The third annual Walkable Urban Places (WalkUPs) Conference in Washington, DC, in mid-September focused on ways to improve social equity in communities of varying scales (see conference recap here). In the context of the DC metro area, it becomes clear that the types of communities that offer health-promoting services and amenities—WalkUPs—are located primarily in the higher income parts of the area. Prince George’s County, which has the highest proportion of affordable housing projects in the area, is current lacking these nodes. To achieve communities that are socially equitable, two approaches are necessary: a better distribution of affordable housing within existing amenity-rich neighborhoods and investment in services—including transit—in currently underserved neighborhoods.
To begin to address this, LOCUS, a national network of real estate developers and investors, announced at the WalkUPs conference a three-part national strategy for place-based solutions to the social equity problem and called on the development community to join them in this effort.

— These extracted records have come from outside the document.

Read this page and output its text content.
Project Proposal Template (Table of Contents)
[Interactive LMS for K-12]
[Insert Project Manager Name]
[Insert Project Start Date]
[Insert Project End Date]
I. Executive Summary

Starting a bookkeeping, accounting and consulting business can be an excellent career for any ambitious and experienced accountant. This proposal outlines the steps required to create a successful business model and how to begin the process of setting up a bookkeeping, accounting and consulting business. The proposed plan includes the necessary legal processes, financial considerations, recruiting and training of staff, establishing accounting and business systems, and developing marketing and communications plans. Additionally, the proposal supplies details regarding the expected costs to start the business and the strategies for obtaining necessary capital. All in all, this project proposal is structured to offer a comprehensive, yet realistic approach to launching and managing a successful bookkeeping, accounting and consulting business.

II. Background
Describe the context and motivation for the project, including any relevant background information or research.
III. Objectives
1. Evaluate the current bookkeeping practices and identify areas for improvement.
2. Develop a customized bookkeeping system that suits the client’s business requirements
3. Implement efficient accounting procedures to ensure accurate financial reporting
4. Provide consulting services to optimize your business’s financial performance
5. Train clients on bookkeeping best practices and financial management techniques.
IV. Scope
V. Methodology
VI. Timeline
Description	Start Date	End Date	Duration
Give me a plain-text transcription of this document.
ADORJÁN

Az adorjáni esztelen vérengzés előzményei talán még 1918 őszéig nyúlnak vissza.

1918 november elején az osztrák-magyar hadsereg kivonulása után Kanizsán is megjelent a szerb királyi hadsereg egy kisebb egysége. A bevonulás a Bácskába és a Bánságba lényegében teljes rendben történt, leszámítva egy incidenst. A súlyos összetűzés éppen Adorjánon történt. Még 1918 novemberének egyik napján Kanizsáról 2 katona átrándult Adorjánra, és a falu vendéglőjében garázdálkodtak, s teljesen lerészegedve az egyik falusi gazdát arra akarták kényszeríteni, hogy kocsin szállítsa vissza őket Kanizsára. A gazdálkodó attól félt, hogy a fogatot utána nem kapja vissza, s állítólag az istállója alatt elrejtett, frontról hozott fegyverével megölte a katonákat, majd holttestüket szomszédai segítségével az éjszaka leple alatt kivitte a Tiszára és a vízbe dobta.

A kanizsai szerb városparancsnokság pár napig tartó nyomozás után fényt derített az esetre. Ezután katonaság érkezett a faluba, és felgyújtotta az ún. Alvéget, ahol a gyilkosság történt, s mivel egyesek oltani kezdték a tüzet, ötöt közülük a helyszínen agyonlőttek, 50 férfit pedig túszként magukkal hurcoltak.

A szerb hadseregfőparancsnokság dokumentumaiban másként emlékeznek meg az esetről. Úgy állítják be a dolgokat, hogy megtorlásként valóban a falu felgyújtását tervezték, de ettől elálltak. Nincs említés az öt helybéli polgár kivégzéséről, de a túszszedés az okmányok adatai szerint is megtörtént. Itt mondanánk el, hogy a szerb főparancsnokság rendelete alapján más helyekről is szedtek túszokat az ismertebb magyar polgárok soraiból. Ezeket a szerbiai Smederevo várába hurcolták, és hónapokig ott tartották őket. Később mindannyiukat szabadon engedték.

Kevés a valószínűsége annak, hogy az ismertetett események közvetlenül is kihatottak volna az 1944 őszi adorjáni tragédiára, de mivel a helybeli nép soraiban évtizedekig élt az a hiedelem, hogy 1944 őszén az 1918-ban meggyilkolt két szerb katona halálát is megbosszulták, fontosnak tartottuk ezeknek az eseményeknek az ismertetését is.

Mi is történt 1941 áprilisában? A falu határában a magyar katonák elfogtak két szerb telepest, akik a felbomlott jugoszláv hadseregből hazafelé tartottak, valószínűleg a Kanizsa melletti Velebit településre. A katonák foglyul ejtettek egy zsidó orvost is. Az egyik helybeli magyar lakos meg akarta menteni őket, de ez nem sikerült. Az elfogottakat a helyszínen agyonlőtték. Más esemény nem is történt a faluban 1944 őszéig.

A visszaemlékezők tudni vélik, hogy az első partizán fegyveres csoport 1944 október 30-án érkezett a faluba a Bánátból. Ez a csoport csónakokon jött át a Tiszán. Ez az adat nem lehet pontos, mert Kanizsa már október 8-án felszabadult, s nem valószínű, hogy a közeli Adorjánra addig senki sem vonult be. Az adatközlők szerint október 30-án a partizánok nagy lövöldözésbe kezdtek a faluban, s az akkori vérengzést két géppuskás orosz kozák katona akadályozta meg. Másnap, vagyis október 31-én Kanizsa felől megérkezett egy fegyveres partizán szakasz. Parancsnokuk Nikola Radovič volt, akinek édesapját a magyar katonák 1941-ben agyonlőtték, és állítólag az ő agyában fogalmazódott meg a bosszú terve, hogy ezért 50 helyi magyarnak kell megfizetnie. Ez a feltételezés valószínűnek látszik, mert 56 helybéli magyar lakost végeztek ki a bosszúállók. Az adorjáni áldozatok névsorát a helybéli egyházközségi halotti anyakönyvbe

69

- First in this strategy is a national advocacy campaign for housing attainability to improve existing housing programs, bringing a different voice to the issue that traditional affordable housing advocates.
- Second is developing a national technical assistance and certification program aimed at increasing the ability of developers and the public sector to provide affordable housing options in walkable urban places.
- Last is developing a national place-based, private sector-led model through two projects that are currently being sourced, with the intention of exporting lessons learned through the model projects to communities that have less resources and opportunity.
Christopher Coes, managing director of LOCUS, and Chris Leinberger, GWU Center for Real Estate and Urban Analysis Chair and LOCUS founder and president, emphasized the importance of a strategy that is developer-led in order to markedly improve the dispersion of affordable housing and improve opportunity in communities across the country.